Wow thanks for all the encouragement guys.

i want to get into finance because i want a steady stream of good income. i know 95% of new businesses fail within 5 years so i'll need a definite salary that won't go away (unless i get laid off of course). I can fully commit to my business when I have some money saved up from my years working as a banker. In case my business becomes part of that 95% failure statistic, at least i'll have money to temporary live off of.

But of course I don't want my recruiter knowing that i want to do finance just for contributing to my personal bailout package in case my business fails later :D

 

banking and a job on the side don't mix IMO. If you are fortunate enough to get an analyst role you will be working 70+ hours a week, and you will have no time to put into your business.

I am actually in the same situation as you. I am starting my own business and will be graduating soon. I am hesitant to accept an analyst position (if I'm fortunate enough to get an offer), because it would be the death of my business venture.

 

I would definitely include it. I run a company with a partner in the same space as you with six figures in revenues. My partner is a senior and got a FT offer at Citi. I am a junior and have received great responses from that particular entry on my resume. No one is going to ding you for taking initiative and doing things. If that was the case, banks wouldn't look for leadership positions. If you are running a business you are showing good leadership as (in my case) you are responsible for the well being of multiple employees.

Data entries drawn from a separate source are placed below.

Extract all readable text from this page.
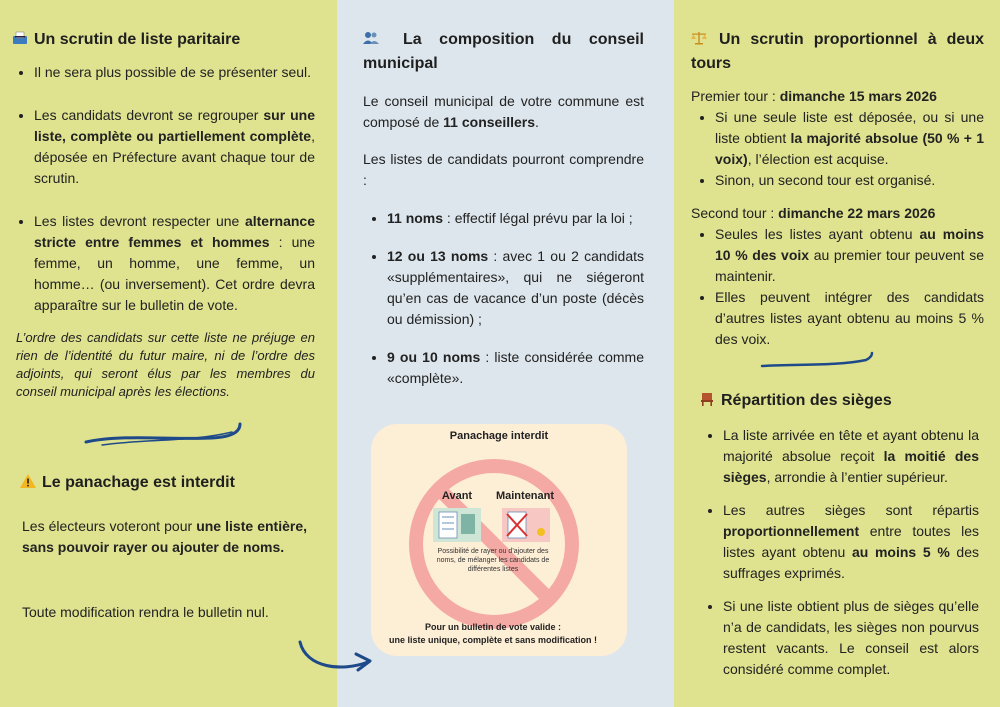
Un scrutin de liste paritaire
• Il ne sera plus possible de se présenter seul.
• Les candidats devront se regrouper sur une liste, complète ou partiellement complète, déposée en Préfecture avant chaque tour de scrutin.
• Les listes devront respecter une alternance stricte entre femmes et hommes : une femme, un homme, une femme, un homme… (ou inversement). Cet ordre devra apparaître sur le bulletin de vote.

L’ordre des candidats sur cette liste ne préjuge en rien de l’identité du futur maire, ni de l’ordre des adjoints, qui seront élus par les membres du conseil municipal après les élections.

Le panachage est interdit

Les électeurs voteront pour une liste entière, sans pouvoir rayer ou ajouter de noms.

Toute modification rendra le bulletin nul.

La composition du conseil municipal

Le conseil municipal de votre commune est composé de 11 conseillers.

Les listes de candidats pourront comprendre :

• 11 noms : effectif légal prévu par la loi ;
• 12 ou 13 noms : avec 1 ou 2 candidats «supplémentaires», qui ne siégeront qu’en cas de vacance d’un poste (décès ou démission) ;
• 9 ou 10 noms : liste considérée comme «complète».
Panachage interdit
Avant Maintenant
Possibilité de rayer ou d’ajouter des
noms, de mélanger les candidats de
différentes listes
Pour un bulletin de vote valide :
une liste unique, complète et sans modification !
Un scrutin proportionnel à deux tours

Premier tour : dimanche 15 mars 2026

• Si une seule liste est déposée, ou si une liste obtient la majorité absolue (50 % + 1 voix), l’élection est acquise.
• Sinon, un second tour est organisé.

Second tour : dimanche 22 mars 2026

• Seules les listes ayant obtenu au moins 10 % des voix au premier tour peuvent se maintenir.
• Elles peuvent intégrer des candidats d’autres listes ayant obtenu au moins 5 % des voix.
Répartition des sièges
• La liste arrivée en tête et ayant obtenu la majorité absolue reçoit la moitié des sièges, arrondie à l’entier supérieur.
• Les autres sièges sont répartis proportionnellement entre toutes les listes ayant obtenu au moins 5 % des suffrages exprimés.
• Si une liste obtient plus de sièges qu’elle n’a de candidats, les sièges non pourvus restent vacants. Le conseil est alors considéré comme complet.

On your resume, make the online start-up you are planning on getting off the ground a subset of the bullets under the development business you started.

 

Definitely include it. People eat that stuff up. Shows so much initiative, creativity, etc.

Also, are you/have you considered consulting. It might be more amenable to running a side business than banking, and is possibly a better fit for you in other ways (not that I can really say since I don't know you).

 
Best Response

A note about business failure:

Many of you operate under the assumption that a business failure has to be catastrophic (you go broke, destroys your credit, ruins your life, etc...). While this certainly happens from time to time and makes up the majority of the cautionary tales used to steer people back onto the employee track, this experience is far from universal. Take it from someone who has had a business fail.

I once bought an insurance agency thinking it was a good business. It was, in fact, a good business; just not a good business for me. I was completely bored all the time. But the business was successful. That is, until the insurance carrier with whom we placed 85% of our business decided to pull out of the state. Someone more committed to the business than I could have made a horse race of it, repaired the damage, and rebuilt the agency through other carriers. I took it as an opportunity to get out of the business. By the time I shut the doors, I had recouped most of my initial investment (the business was cash flow positive almost from day one, so it didn't cost me anything while it was operating) and the kicker was that I received residual income from the business every month for the next 6 years.

I certainly don't count it as a success, but it wasn't anywhere near the devastating failure people think of when you tell them you went out of business. Even more so today, as long as you avoid brick-and-mortar nightmares like a Blimpie franchise, you can minimize your risk and maximize your returns even if the business "fails" on paper.

Now I ask you who is at more risk: the analyst working 80+ hours a week for a salary at Lehman Brothers with no time for multiple streams of income, or the kid who has started 3 or 4 tiny Internet companies that each net about $25,000 a year?

 

If your plan is really to find a co-operative investment bank from which to extract some cash, then I'm not sure you're going to make that much of a splash in interviews. Plus, it's not like people look at resumes like they were baseball cards - "ooooh, this guy started a business!" It's about the progression to finance and investment banking making sense to people. If starting a business helps you tell you story about why finance and why now, then awesome. But if not, it's worse than worthless, it hurts you. They wouldn't care if you won the Nobel Prize, if it makes no sense why you're going into IB, then people are going to question your intentions. They're going to think, accurately in this case, "perhaps this guy just heard that bankers make a lot of money and wants to see if he can get some to invest in his businesses." Trust me, there is no faster way to ding yourself than to have that thought occur to the guys reviewing resumes.